People don't like to do anymore.  I can speak from experience.  When I was younger, I LOVED programming.  It was like creation.  Like art.  But as I grew older (read: more corporate), I started to enjoy programming less.  School certainly had something to do with it.  An undergrad degree in computer science took all the joy out of programming.  Deadlines? Grades?  That's not what the world's all about.  A master's degree in computer science actually didn't emphasize programming nearly as much as I thought it would.  If I had wanted, I'm sure I could have gone the entire program without writing any code.  Everything was an abstraction, a level up from the code, since it was assumed that we already knew how to code.

Now, programming tends to just be something to pay the bills.  The real fun is thinking through hard problems.  How would I solve this?  Big block diagrams, API's, service layers, database schemas.  Let me design, and let someone else code.  It's much easier that way.  Let me get rich on a single idea, and turn that into an even more lucrative career speaking and writing about it and these grand life lessons I've learned.  "Don't have meetings," "focus on the customer," "follow your heart," and on and on.

It's sort of a shame that the people who work hard for 6 months, a year, 5 years, hit it big, then turn it into a speaking career get far more acclaim than the guys grinding it out every day, coding, fixing bugs, making sure shit that runs our modern world works.  Those are the unsung heroes*.  What has DHH done since the invention of Ruby on Rails and running 37 signals?  Written books, "how-tos" with pithy little one-liners for how you can succeed too.

These are the VH1 One-Hit Wonders of today.  The advent of blogging, and the prevalence of media keeps them around.

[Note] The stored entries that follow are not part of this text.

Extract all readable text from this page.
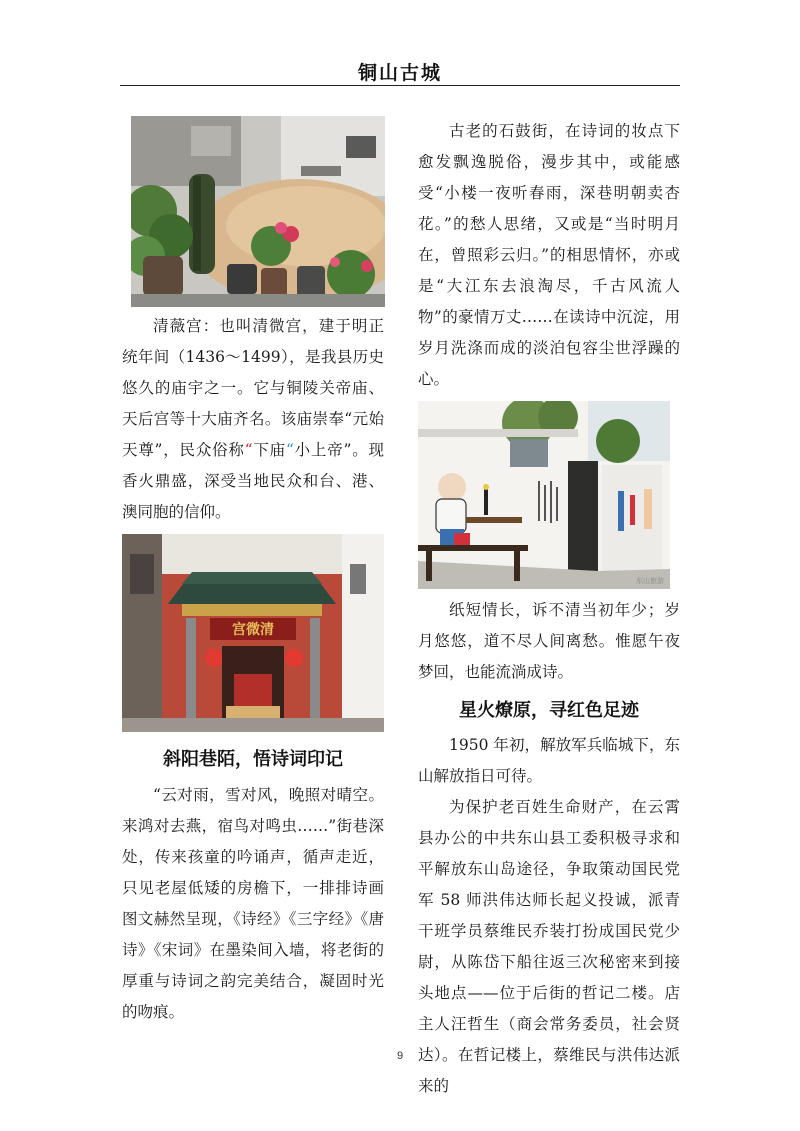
铜山古城

清薇宫：也叫清微宫，建于明正统年间（1436～1499），是我县历史悠久的庙宇之一。它与铜陵关帝庙、天后宫等十大庙齐名。该庙崇奉“元始天尊”，民众俗称“下庙“小上帝”。现香火鼎盛，深受当地民众和台、港、澳同胞的信仰。

宫微清
斜阳巷陌，悟诗词印记

“云对雨，雪对风，晚照对晴空。来鸿对去燕，宿鸟对鸣虫……”街巷深处，传来孩童的吟诵声，循声走近，只见老屋低矮的房檐下，一排排诗画图文赫然呈现，《诗经》《三字经》《唐诗》《宋词》在墨染间入墙，将老街的厚重与诗词之韵完美结合，凝固时光的吻痕。

古老的石鼓街，在诗词的妆点下愈发飘逸脱俗，漫步其中，或能感受“小楼一夜听春雨，深巷明朝卖杏花。”的愁人思绪，又或是“当时明月在，曾照彩云归。”的相思情怀，亦或是“大江东去浪淘尽，千古风流人物”的豪情万丈……在读诗中沉淀，用岁月洗涤而成的淡泊包容尘世浮躁的心。

东山旅游

纸短情长，诉不清当初年少；岁月悠悠，道不尽人间离愁。惟愿午夜梦回，也能流淌成诗。

星火燎原，寻红色足迹

1950 年初，解放军兵临城下，东山解放指日可待。

为保护老百姓生命财产，在云霄县办公的中共东山县工委积极寻求和平解放东山岛途径，争取策动国民党军 58 师洪伟达师长起义投诚，派青干班学员蔡维民乔装打扮成国民党少尉，从陈岱下船往返三次秘密来到接头地点——位于后街的哲记二楼。店主人汪哲生（商会常务委员，社会贤达）。在哲记楼上，蔡维民与洪伟达派来的

9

* I was thinking about this the other day as I look around at job opportunities.  There's the cool start-up that's positioning itself to go public - a developer can get in, get a few thousand shares, and cash out at some point in the near future.  Then there's the established game development company.  They're not giving out shares - they pay a salary, and that's it.  You fucking grind that shit out, you don't cash out.

Wednesday, December 8, 2010

Debasing Security, and 12 Programming Mistakes

"There’s no purpose in security if it debases the very life it intends to protect..."
Great article.  Loved the point about zoos, casinos, etc.  Dead is dead, no matter the how; why do we invest so much to protect air travel, when the likelihood of getting struck by lightning is so much higher?  Why do we not conduct a war on bad piloting like we conduct this war on terror?  Let's take that $338 million and get portable lightning rods for everyone.

The dirty dozen of application development pitfalls - and how to avoid these all-too-common programming blunders
I thought for a second this might be a really good article, but it's a wishy-washy piece of garbage.  Mistake #2 counteracts Mistake #1, every even-numbered mistake is the opposite of the odd-numbered ones.  "#5 Trusting the client," "#6 - Not trusting the client enough."  WTF?  If #5 is a mistake, then isn't #6 the opposite?  Also, nowhere do I see any mentions of how to avoid these problems.